A “just cause eviction” ordinance has been proposed for enactment by Boston’s City Council. A hearing has been held. Mayor Walsh is said to support the ordinance.

Before I explain why I strongly oppose this ordinance — and all that are like it — it would do well to read the actual language of said proposal : http://www.scribd.com/doc/291576795/Boston-Just-Cause-Ordinance-Draft-Sept-2015#scribd

As you can read, the ordinance, if approved by the legislature — which it won’t be –denies to an owner of rental property the most basic incidents of ownership. To begin with, rent increases become impossible, because the present method of establishing an increased is to send a tenant a 30o-day notice terminating he current tenancy7 along with an offer of a new tenancy, which the tenant is then free to accept or reject. If she rejects, she must move. Under the proposed ordinance, a landlord cannot do this.

The ordinance does exempt properties owner occupied with up to four units. That, of course, is vital politically. But it also exempts from the ordinance a major portion of the city’s rental units and throws the burden on the obvious target : major investor landlords.

We have been here before. In the 1970s Boston established rent control, complete with an entire rent control bureaucracy (staffed by patronage, of course). The result ? Those evil major landlords stopped investing money to improve their property; and property values went down, so no one built any new rental housing. As rents in the open market increased, tenants in controlled units started subleasing rooms in their units at ever increasing amounts, until in some cases they were making a profit.

It was in response to rent controlled apartments that real estate people invented the condominium, established by state law as chapter 183A. By the mid 1980s, whole blocks of formerly rented units had been converted to condominiums and sold off.

I see no reason why the exact same consequences will not befall Boston if the proposed eviction ordinance were to become law. Landlords are not stupid, nor do they give their money away.

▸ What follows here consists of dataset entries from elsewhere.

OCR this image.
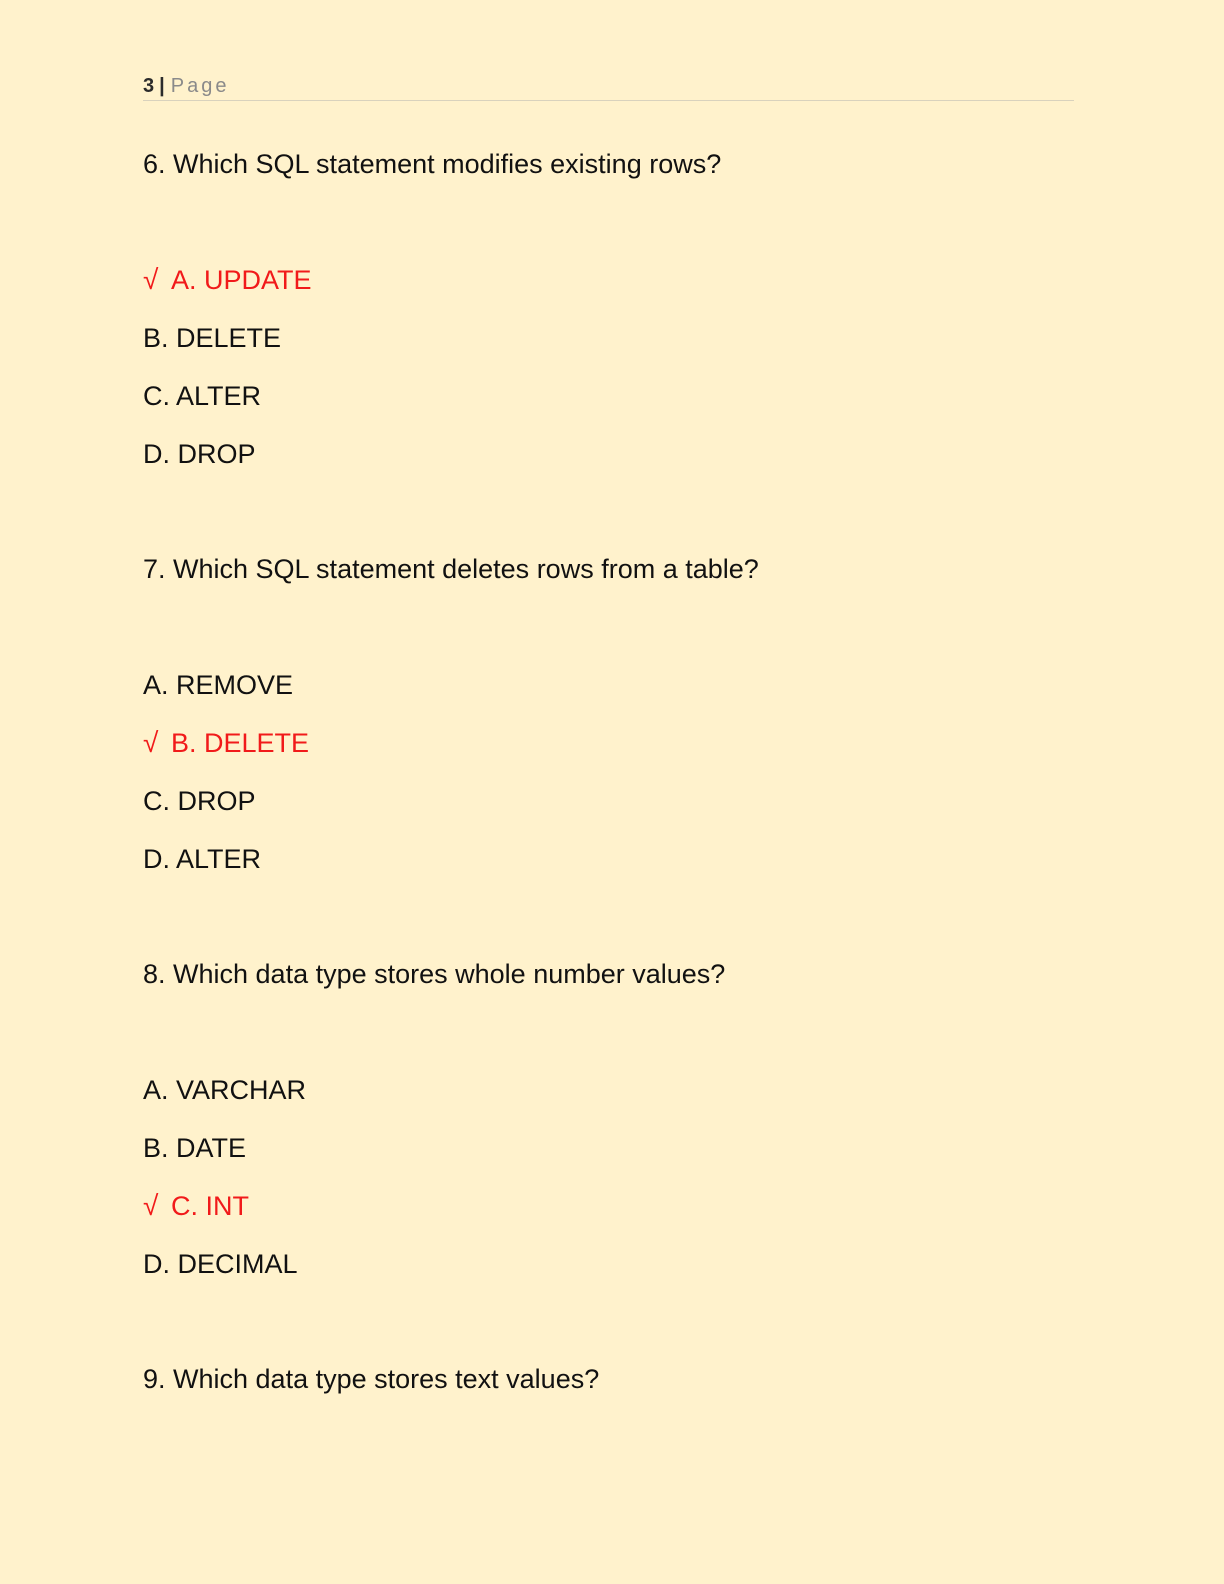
3 | Page

6. Which SQL statement modifies existing rows?

√ A. UPDATE
B. DELETE
C. ALTER
D. DROP

7. Which SQL statement deletes rows from a table?

A. REMOVE
√ B. DELETE
C. DROP
D. ALTER

8. Which data type stores whole number values?

A. VARCHAR
B. DATE
√ C. INT
D. DECIMAL

9. Which data type stores text values?
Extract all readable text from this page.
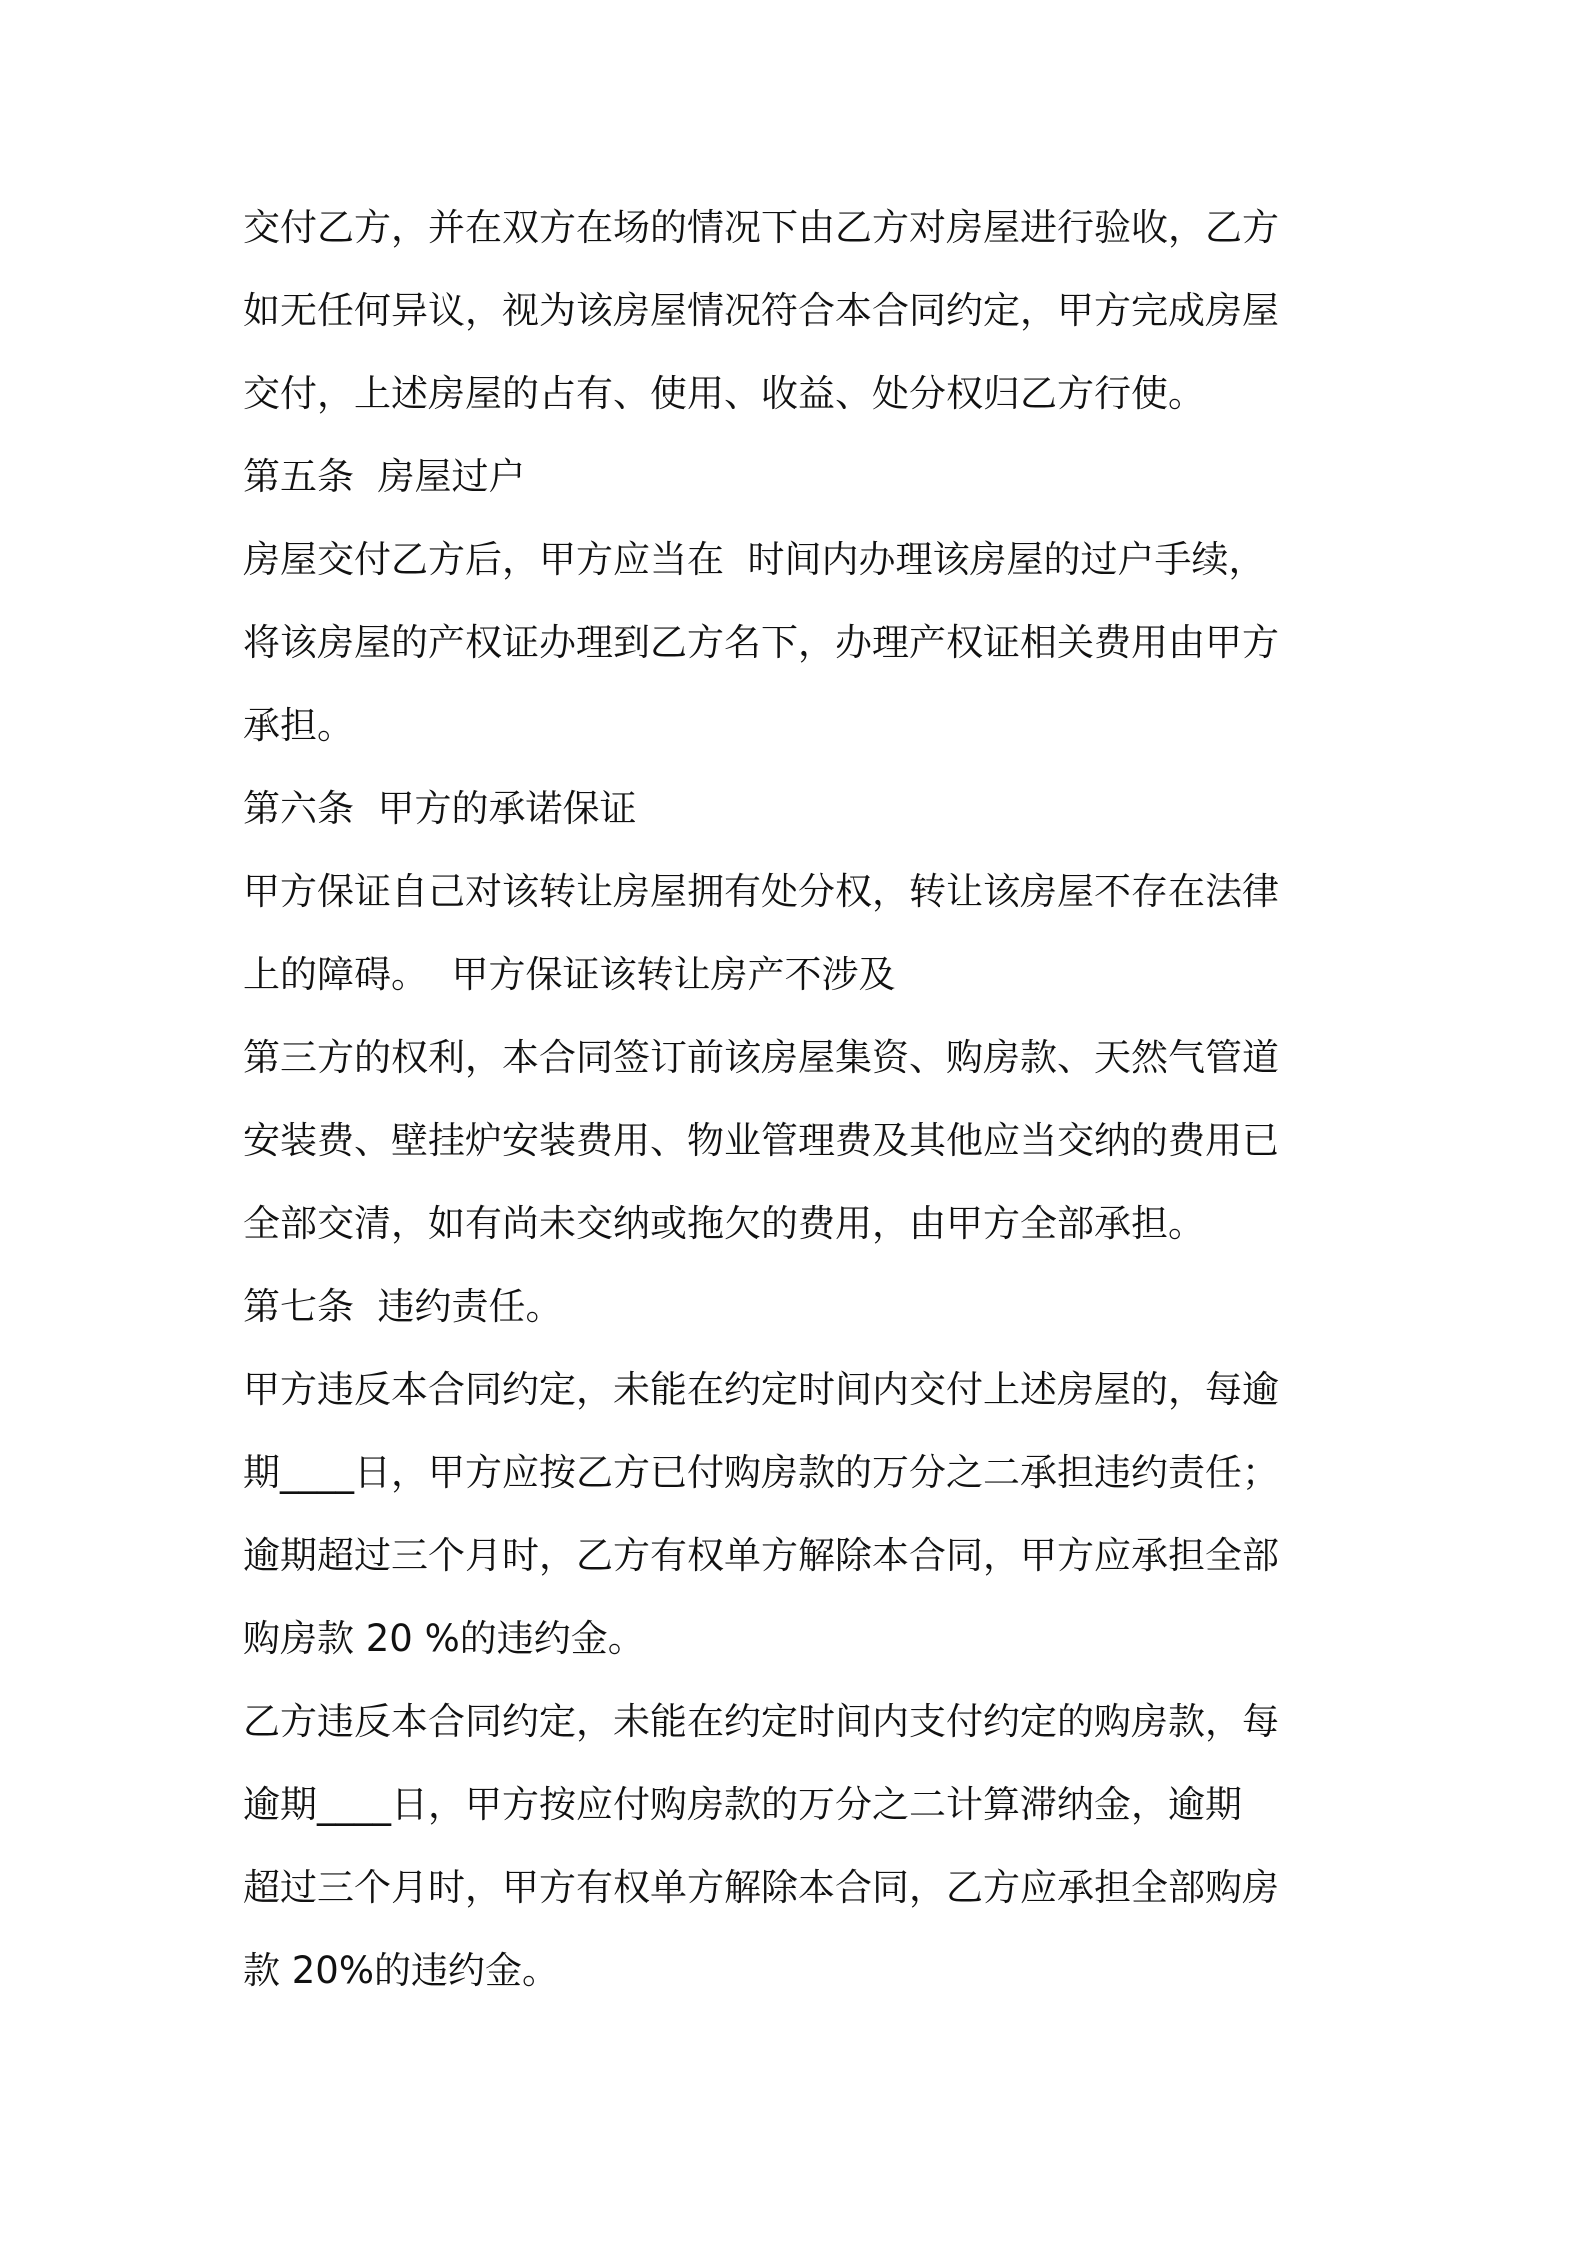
交付乙方，并在双方在场的情况下由乙方对房屋进行验收，乙方
如无任何异议，视为该房屋情况符合本合同约定，甲方完成房屋
交付，上述房屋的占有、使用、收益、处分权归乙方行使。
第五条  房屋过户
房屋交付乙方后，甲方应当在  时间内办理该房屋的过户手续，
将该房屋的产权证办理到乙方名下，办理产权证相关费用由甲方
承担。
第六条  甲方的承诺保证
甲方保证自己对该转让房屋拥有处分权，转让该房屋不存在法律
上的障碍。  甲方保证该转让房产不涉及
第三方的权利，本合同签订前该房屋集资、购房款、天然气管道
安装费、壁挂炉安装费用、物业管理费及其他应当交纳的费用已
全部交清，如有尚未交纳或拖欠的费用，由甲方全部承担。
第七条  违约责任。
甲方违反本合同约定，未能在约定时间内交付上述房屋的，每逾
期____日，甲方应按乙方已付购房款的万分之二承担违约责任；
逾期超过三个月时，乙方有权单方解除本合同，甲方应承担全部
购房款 20 %的违约金。
乙方违反本合同约定，未能在约定时间内支付约定的购房款，每
逾期____日，甲方按应付购房款的万分之二计算滞纳金，逾期
超过三个月时，甲方有权单方解除本合同，乙方应承担全部购房
款 20%的违约金。
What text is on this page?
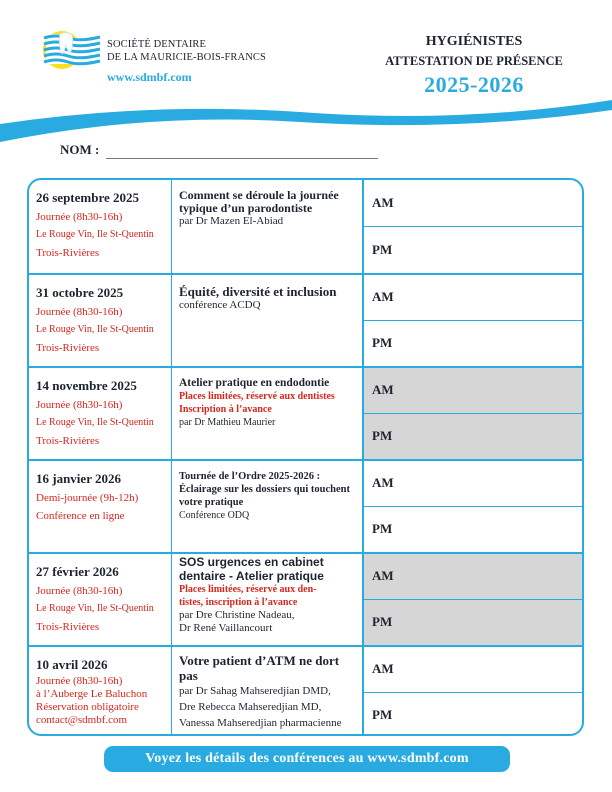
SOCIÉTÉ DENTAIRE
DE LA MAURICIE-BOIS-FRANCS
www.sdmbf.com
HYGIÉNISTES
ATTESTATION DE PRÉSENCE
2025-2026
NOM :
26 septembre 2025
Journée (8h30-16h)
Le Rouge Vin, Ile St-Quentin
Trois-Rivières
Comment se déroule la journée typique d’un parodontiste
par Dr Mazen El-Abiad
AM
PM
31 octobre 2025
Journée (8h30-16h)
Le Rouge Vin, Ile St-Quentin
Trois-Rivières
Équité, diversité et inclusion
conférence ACDQ
AM
PM
14 novembre 2025
Journée (8h30-16h)
Le Rouge Vin, Ile St-Quentin
Trois-Rivières
Atelier pratique en endodontie
Places limitées, réservé aux dentistes
Inscription à l’avance
par Dr Mathieu Maurier
AM
PM
16 janvier 2026
Demi-journée (9h-12h)
Conférence en ligne
Tournée de l’Ordre 2025-2026 : Éclairage sur les dossiers qui touchent votre pratique
Conférence ODQ
AM
PM
27 février 2026
Journée (8h30-16h)
Le Rouge Vin, Ile St-Quentin
Trois-Rivières
SOS urgences en cabinet dentaire - Atelier pratique
Places limitées, réservé aux den-
tistes, inscription à l’avance
par Dre Christine Nadeau,
Dr René Vaillancourt
AM
PM
10 avril 2026
Journée (8h30-16h)
à l’Auberge Le Baluchon
Réservation obligatoire
contact@sdmbf.com
Votre patient d’ATM ne dort pas
par Dr Sahag Mahseredjian DMD,
Dre Rebecca Mahseredjian MD,
Vanessa Mahseredjian pharmacienne
AM
PM
Voyez les détails des conférences au www.sdmbf.com
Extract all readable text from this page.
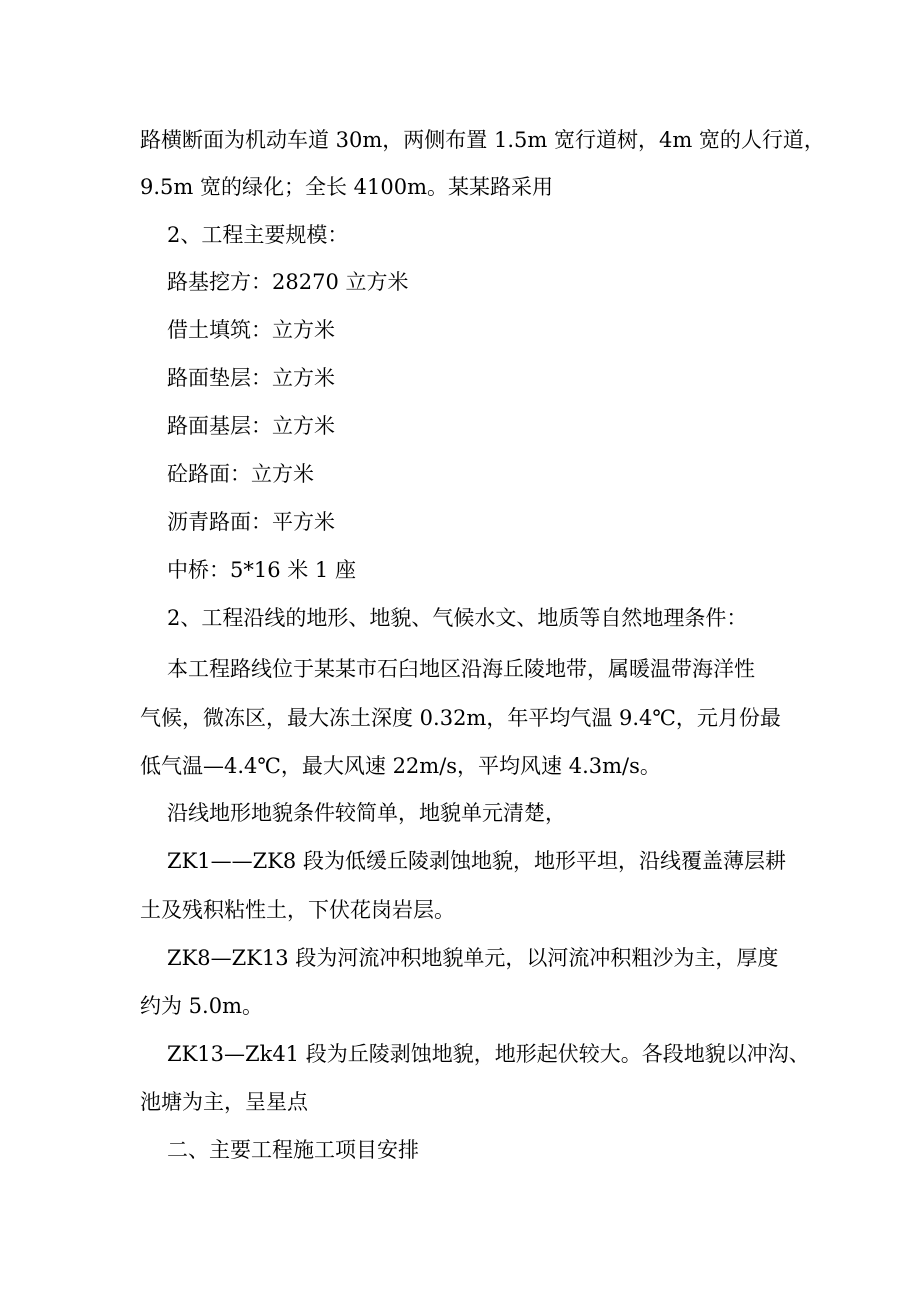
路横断面为机动车道 30m，两侧布置 1.5m 宽行道树，4m 宽的人行道，
9.5m 宽的绿化；全长 4100m。某某路采用
2、工程主要规模：
路基挖方：28270 立方米
借土填筑：立方米
路面垫层：立方米
路面基层：立方米
砼路面：立方米
沥青路面：平方米
中桥：5*16 米 1 座
2、工程沿线的地形、地貌、气候水文、地质等自然地理条件：
本工程路线位于某某市石臼地区沿海丘陵地带，属暖温带海洋性
气候，微冻区，最大冻土深度 0.32m，年平均气温 9.4℃，元月份最
低气温—4.4℃，最大风速 22m/s，平均风速 4.3m/s。
沿线地形地貌条件较简单，地貌单元清楚，
ZK1——ZK8 段为低缓丘陵剥蚀地貌，地形平坦，沿线覆盖薄层耕
土及残积粘性土，下伏花岗岩层。
ZK8—ZK13 段为河流冲积地貌单元，以河流冲积粗沙为主，厚度
约为 5.0m。
ZK13—Zk41 段为丘陵剥蚀地貌，地形起伏较大。各段地貌以冲沟、
池塘为主，呈星点
二、主要工程施工项目安排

If this ordinance is adopted, no one with any brains will build any rental housing, and such rental housing as exists will quickly move toward condominium c0nvertsion, to be sold off.

By now we in the city should have learned that, in real estate, value cannot be rendered “just.” It can only be shifted from one party to another (by means that flirt with unconstitutionality as a taking of property without compensation), and such shift can never turn out well. Look : Boston needs a huge increase in affordable housing units. This we all agree upon. But the only way — yes, the ONLY way — to bring this result about, without actually making the situation worse, is to increase dramatically the supply of housing.

Unhappily, there are many neighborhoods of Boston whose activist residents oppose all such development; and the BRA’s “community review” process plays into these oppositionists’ hands by predicating approval of a project upon a favorable vote of “the community.” I see scant chance of Boston receiving Mayor Walsh’s proposed 53,000 units of “affordable” housing by the target year of 2030 unless the BRA’s approval process changes radically.

In any case, said 53,000 units will include no rentals if the “just cause eviction” ordinance were ever to be adopted. It will ALL be condominiums for sale — and “for sale” means the buyer has to have acceptable credit and a down payment. So much for providing housing for those without either.

This is what Boston is going to get if its public policy is decided by politicians who don’t know the first thing about markets, or don’t care whether they know or not.